Lenders (and others) need to consider their ability to achieve ROI before investing in CRM systems

Organizations need to treat their CRM investments just like a lender approaches (or will, come January 2014) making a loan. They should:

1. Look at how much money you send out now (license and implementation costs) and how much value demand to get back (increase in sales, decrease in costs, or other measures of ROI on your CRM investment).

2. Critically examine and rate your ability to actually achieve the returns you require (ability to drive and sustain user adoption and benefits realization). 

3. Oh, and depending on the size of the investment, you may require some sort of collateral to help incentivize successful payback of your investment (for CRM investments, this may be tying executive compensation to CRM success).

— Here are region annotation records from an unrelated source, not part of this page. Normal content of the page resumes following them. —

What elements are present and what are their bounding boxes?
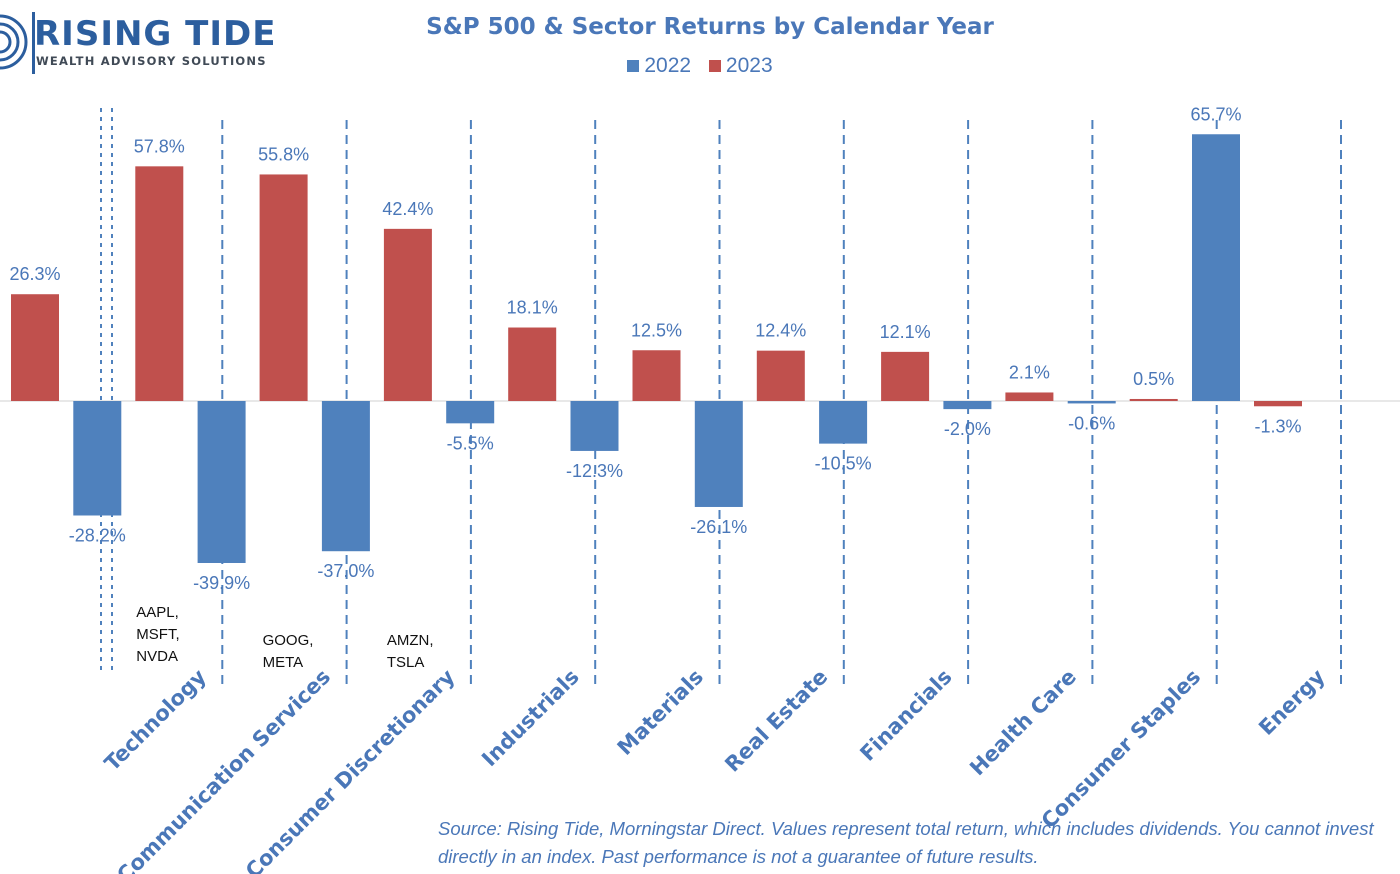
source-note-line-1: Source: Rising Tide, Morningstar Direct.… bbox=[438, 818, 1374, 839]
chart-title: S&P 500 & Sector Returns by Calendar Yea… bbox=[426, 14, 994, 40]
data-label-2023-real-estate: 12.4% bbox=[755, 321, 806, 341]
brand-name: RISING TIDE bbox=[34, 14, 277, 54]
wave-logo-icon bbox=[0, 14, 28, 70]
bar-2023-sp500 bbox=[11, 294, 59, 401]
ticker-annotation-communication-services-1: GOOG, bbox=[263, 632, 314, 649]
sector-label-consumer-discretionary: Consumer Discretionary bbox=[241, 664, 460, 874]
legend-label-2022: 2022 bbox=[644, 54, 692, 77]
ticker-annotation-consumer-discretionary-1: AMZN, bbox=[387, 632, 434, 649]
source-note: Source: Rising Tide, Morningstar Direct.… bbox=[438, 815, 1400, 871]
bar-2023-technology bbox=[135, 166, 184, 401]
data-label-2023-technology: 57.8% bbox=[134, 136, 185, 156]
legend-item-2023: 2023 bbox=[708, 54, 773, 78]
data-label-2023-health-care: 2.1% bbox=[1009, 362, 1050, 382]
data-label-2023-communication-services: 55.8% bbox=[258, 144, 309, 164]
bar-2022-health-care bbox=[943, 401, 992, 410]
ticker-annotation-technology-1: AAPL, bbox=[136, 604, 179, 621]
sector-label-energy: Energy bbox=[1254, 664, 1330, 740]
data-label-2022-consumer-discretionary: -37.0% bbox=[317, 561, 374, 581]
bar-2023-real-estate bbox=[756, 350, 805, 401]
bar-2022-industrials bbox=[446, 401, 495, 424]
sector-label-materials: Materials bbox=[613, 665, 708, 760]
data-label-2023-sp500: 26.3% bbox=[9, 264, 60, 284]
ticker-annotation-consumer-discretionary-2: TSLA bbox=[387, 654, 425, 671]
bar-2022-consumer-staples bbox=[1067, 401, 1116, 404]
brand-tagline: WEALTH ADVISORY SOLUTIONS bbox=[36, 54, 267, 68]
legend-swatch-2023 bbox=[708, 60, 721, 72]
sector-label-industrials: Industrials bbox=[477, 665, 584, 772]
data-label-2023-industrials: 18.1% bbox=[507, 298, 558, 318]
brand-logo: RISING TIDE WEALTH ADVISORY SOLUTIONS bbox=[0, 4, 282, 76]
sector-label-health-care: Health Care bbox=[965, 665, 1081, 781]
chart-legend: 2022 2023 bbox=[0, 54, 1400, 78]
ticker-annotation-technology-2: MSFT, bbox=[136, 626, 179, 643]
data-label-2022-communication-services: -39.9% bbox=[193, 573, 250, 593]
data-label-2023-materials: 12.5% bbox=[631, 320, 682, 340]
bar-2023-industrials bbox=[508, 327, 557, 401]
data-label-2022-materials: -12.3% bbox=[566, 461, 623, 481]
data-label-2022-consumer-staples: -0.6% bbox=[1068, 413, 1115, 433]
bar-2023-energy bbox=[1254, 401, 1302, 407]
data-label-2022-real-estate: -26.1% bbox=[690, 517, 747, 537]
bar-2023-financials bbox=[881, 351, 930, 401]
brand-divider bbox=[32, 12, 35, 74]
source-note-line-2: directly in an index. Past performance i… bbox=[438, 846, 1039, 867]
sector-label-financials: Financials bbox=[855, 665, 956, 766]
bar-2022-communication-services bbox=[197, 401, 246, 563]
ticker-annotation-technology-3: NVDA bbox=[136, 648, 178, 665]
data-label-2022-technology: -28.2% bbox=[69, 525, 126, 545]
sector-label-technology: Technology bbox=[100, 664, 211, 775]
legend-label-2023: 2023 bbox=[725, 54, 773, 77]
sector-label-communication-services: Communication Services bbox=[112, 665, 335, 874]
bar-2023-health-care bbox=[1005, 392, 1054, 401]
ticker-annotation-communication-services-2: META bbox=[263, 654, 304, 671]
bar-2022-materials bbox=[570, 401, 619, 451]
data-label-2023-energy: -1.3% bbox=[1254, 416, 1301, 436]
data-label-2023-consumer-discretionary: 42.4% bbox=[382, 199, 433, 219]
bar-2022-consumer-discretionary bbox=[321, 401, 370, 552]
sector-label-real-estate: Real Estate bbox=[720, 665, 832, 777]
bar-2023-materials bbox=[632, 350, 681, 401]
bar-2022-technology bbox=[73, 401, 122, 516]
data-label-2022-financials: -10.5% bbox=[815, 454, 872, 474]
bar-2022-energy bbox=[1192, 134, 1240, 401]
legend-swatch-2022 bbox=[627, 60, 640, 72]
bar-2022-real-estate bbox=[694, 401, 743, 507]
bar-2023-communication-services bbox=[259, 174, 308, 401]
data-label-2022-health-care: -2.0% bbox=[944, 419, 991, 439]
bar-2023-consumer-staples bbox=[1129, 398, 1178, 401]
bar-2022-financials bbox=[819, 401, 868, 444]
data-label-2022-energy: 65.7% bbox=[1190, 104, 1241, 124]
bar-2023-consumer-discretionary bbox=[383, 228, 432, 401]
data-label-2023-consumer-staples: 0.5% bbox=[1133, 369, 1174, 389]
data-label-2023-financials: 12.1% bbox=[880, 322, 931, 342]
data-label-2022-industrials: -5.5% bbox=[447, 433, 494, 453]
legend-item-2022: 2022 bbox=[627, 54, 691, 78]
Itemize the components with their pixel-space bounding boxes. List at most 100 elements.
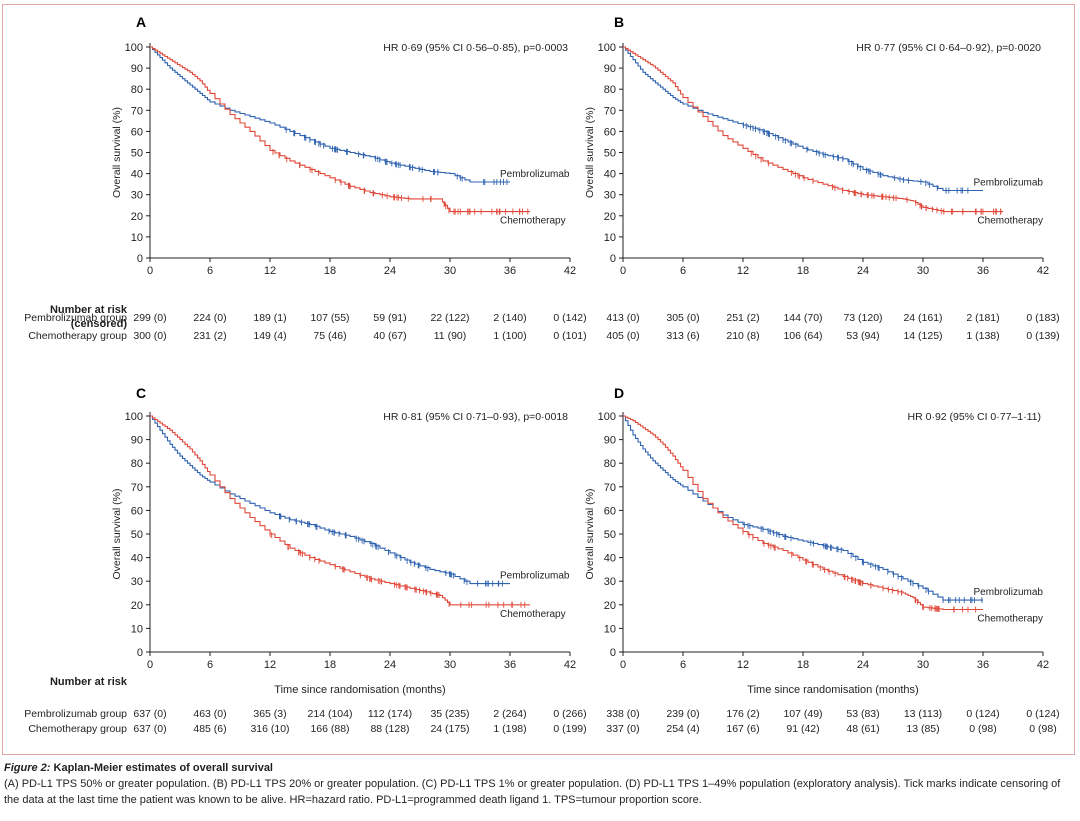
pembrolizumab-series-label: Pembrolizumab [974,587,1044,598]
chemo-risk-value: 167 (6) [726,723,759,735]
pembro-risk-value: 338 (0) [606,708,639,720]
x-tick-label: 18 [797,265,809,277]
x-tick-label: 18 [324,659,336,671]
chemo-risk-value: 24 (175) [430,723,469,735]
pembro-risk-value: 59 (91) [373,312,406,324]
y-tick-label: 0 [610,253,616,265]
y-tick-label: 100 [598,42,616,54]
pembro-risk-value: 24 (161) [903,312,942,324]
pembro-risk-value: 107 (49) [783,708,822,720]
y-tick-label: 80 [131,458,143,470]
pembrolizumab-curve [623,46,983,192]
y-tick-label: 30 [131,576,143,588]
pembro-risk-value: 73 (120) [843,312,882,324]
chemo-risk-value: 53 (94) [846,330,879,342]
chemotherapy-curve [623,46,1003,213]
y-tick-label: 70 [131,105,143,117]
x-tick-label: 42 [1037,659,1049,671]
chemotherapy-curve [150,415,530,606]
x-tick-label: 12 [264,265,276,277]
caption-figure-number: Figure 2: [4,762,51,774]
chemotherapy-series-label: Chemotherapy [977,216,1043,227]
pembro-risk-value: 0 (266) [553,708,586,720]
caption-title: Figure 2: Kaplan-Meier estimates of over… [4,762,273,774]
x-axis-label: Time since randomisation (months) [747,684,918,696]
pembro-risk-value: 53 (83) [846,708,879,720]
panel-letter: A [136,14,146,30]
pembrolizumab-series-label: Pembrolizumab [974,177,1044,188]
y-tick-label: 50 [131,529,143,541]
y-tick-label: 30 [604,190,616,202]
chemotherapy-curve [623,415,983,611]
x-tick-label: 36 [504,659,516,671]
chemo-risk-value: 14 (125) [903,330,942,342]
chemotherapy-series-label: Chemotherapy [500,216,566,227]
x-tick-label: 6 [207,265,213,277]
caption-title-text: Kaplan-Meier estimates of overall surviv… [50,762,274,774]
x-tick-label: 30 [444,265,456,277]
y-tick-label: 90 [604,63,616,75]
chemotherapy-row-label: Chemotherapy group [28,723,127,735]
y-tick-label: 90 [131,435,143,447]
x-tick-label: 24 [384,265,396,277]
chemo-risk-value: 0 (98) [1029,723,1056,735]
x-tick-label: 18 [324,265,336,277]
chemo-risk-value: 106 (64) [783,330,822,342]
pembro-risk-value: 2 (140) [493,312,526,324]
pembro-risk-value: 463 (0) [193,708,226,720]
pembro-risk-value: 637 (0) [133,708,166,720]
y-tick-label: 10 [604,623,616,635]
y-tick-label: 60 [131,126,143,138]
pembro-risk-value: 299 (0) [133,312,166,324]
chemo-risk-value: 313 (6) [666,330,699,342]
y-tick-label: 60 [131,505,143,517]
y-tick-label: 40 [604,553,616,565]
x-tick-label: 24 [857,265,869,277]
pembro-risk-value: 413 (0) [606,312,639,324]
y-tick-label: 90 [604,435,616,447]
chemo-risk-value: 149 (4) [253,330,286,342]
x-tick-label: 0 [147,265,153,277]
y-tick-label: 80 [604,84,616,96]
chemo-risk-value: 210 (8) [726,330,759,342]
panel-letter: B [614,14,624,30]
x-tick-label: 36 [504,265,516,277]
x-tick-label: 6 [680,265,686,277]
pembro-risk-value: 365 (3) [253,708,286,720]
y-tick-label: 70 [131,482,143,494]
y-tick-label: 20 [131,600,143,612]
chemo-risk-value: 300 (0) [133,330,166,342]
pembrolizumab-curve [623,415,983,601]
pembro-risk-value: 35 (235) [430,708,469,720]
x-tick-label: 36 [977,659,989,671]
pembro-risk-value: 0 (124) [1026,708,1059,720]
chemo-risk-value: 88 (128) [370,723,409,735]
pembro-risk-value: 112 (174) [368,708,412,720]
chemo-risk-value: 405 (0) [606,330,639,342]
pembrolizumab-curve [150,415,510,585]
panel-c: C 0 10 20 30 40 50 60 70 80 90 100 0 6 12 18 24 30 36 42 Ove… [111,385,587,735]
chemo-risk-value: 254 (4) [666,723,699,735]
panel-a: A 0 10 20 30 40 50 60 70 80 90 100 0 6 12 18 24 30 36 42 Ove… [111,14,587,342]
pembro-risk-value: 239 (0) [666,708,699,720]
pembro-risk-value: 144 (70) [783,312,822,324]
x-axis-label: Time since randomisation (months) [274,684,445,696]
x-tick-label: 30 [444,659,456,671]
y-tick-label: 80 [604,458,616,470]
pembrolizumab-row-label: Pembrolizumab group [24,312,127,324]
chemo-risk-value: 1 (198) [493,723,526,735]
panel-letter: C [136,385,146,401]
y-tick-label: 60 [604,126,616,138]
y-axis-label: Overall survival (%) [584,488,596,579]
hazard-ratio-annotation: HR 0·92 (95% CI 0·77–1·11) [908,411,1041,423]
panel-b: B 0 10 20 30 40 50 60 70 80 90 100 0 6 12 18 24 30 36 42 Ove… [584,14,1060,342]
y-tick-label: 20 [604,600,616,612]
y-tick-label: 40 [604,169,616,181]
y-tick-label: 0 [610,647,616,659]
chemo-risk-value: 0 (139) [1026,330,1059,342]
chemo-risk-value: 1 (138) [966,330,999,342]
caption-body: (A) PD-L1 TPS 50% or greater population.… [4,778,1061,806]
y-tick-label: 10 [604,232,616,244]
hazard-ratio-annotation: HR 0·69 (95% CI 0·56–0·85), p=0·0003 [383,42,568,54]
pembro-risk-value: 22 (122) [430,312,469,324]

Many organizations don’t do this – or at least, not really. They may say that they have defined a “business case”, but typically this is a largely fictional piece of work that is not based on a thorough understanding or assessment of the likelihood that the system will actually get adopted and used effectively by end-users. And as we all know, if a system isn’t used, it isn’t delivering any value.

Don’t invest in Sub-Prime CRM.
Require a User Adoption & ROI Plan before you spend a dime on CRM!

Before you write a check for any CRM system, make sure it is worth it. It is better to not make any investment than to throw away a pile of money and waste tons of time on a system that is doomed to failure before it even begins. 
Ask yourself these questions:
1. Is there a written plan for how we will ensure a positive ROI on our CRM investment? 
2. Have we done a thorough analysis to identify all the drivers and barriers that will affect user adoption (and ROI)? 
3. Have we defined exactly what ROI goals must be achieved in what amount of time before we proceed?
4. Is there a single, senior executive who will be held accountable (including having a personal financial stake) for meeting ROI goals on the CRM investment?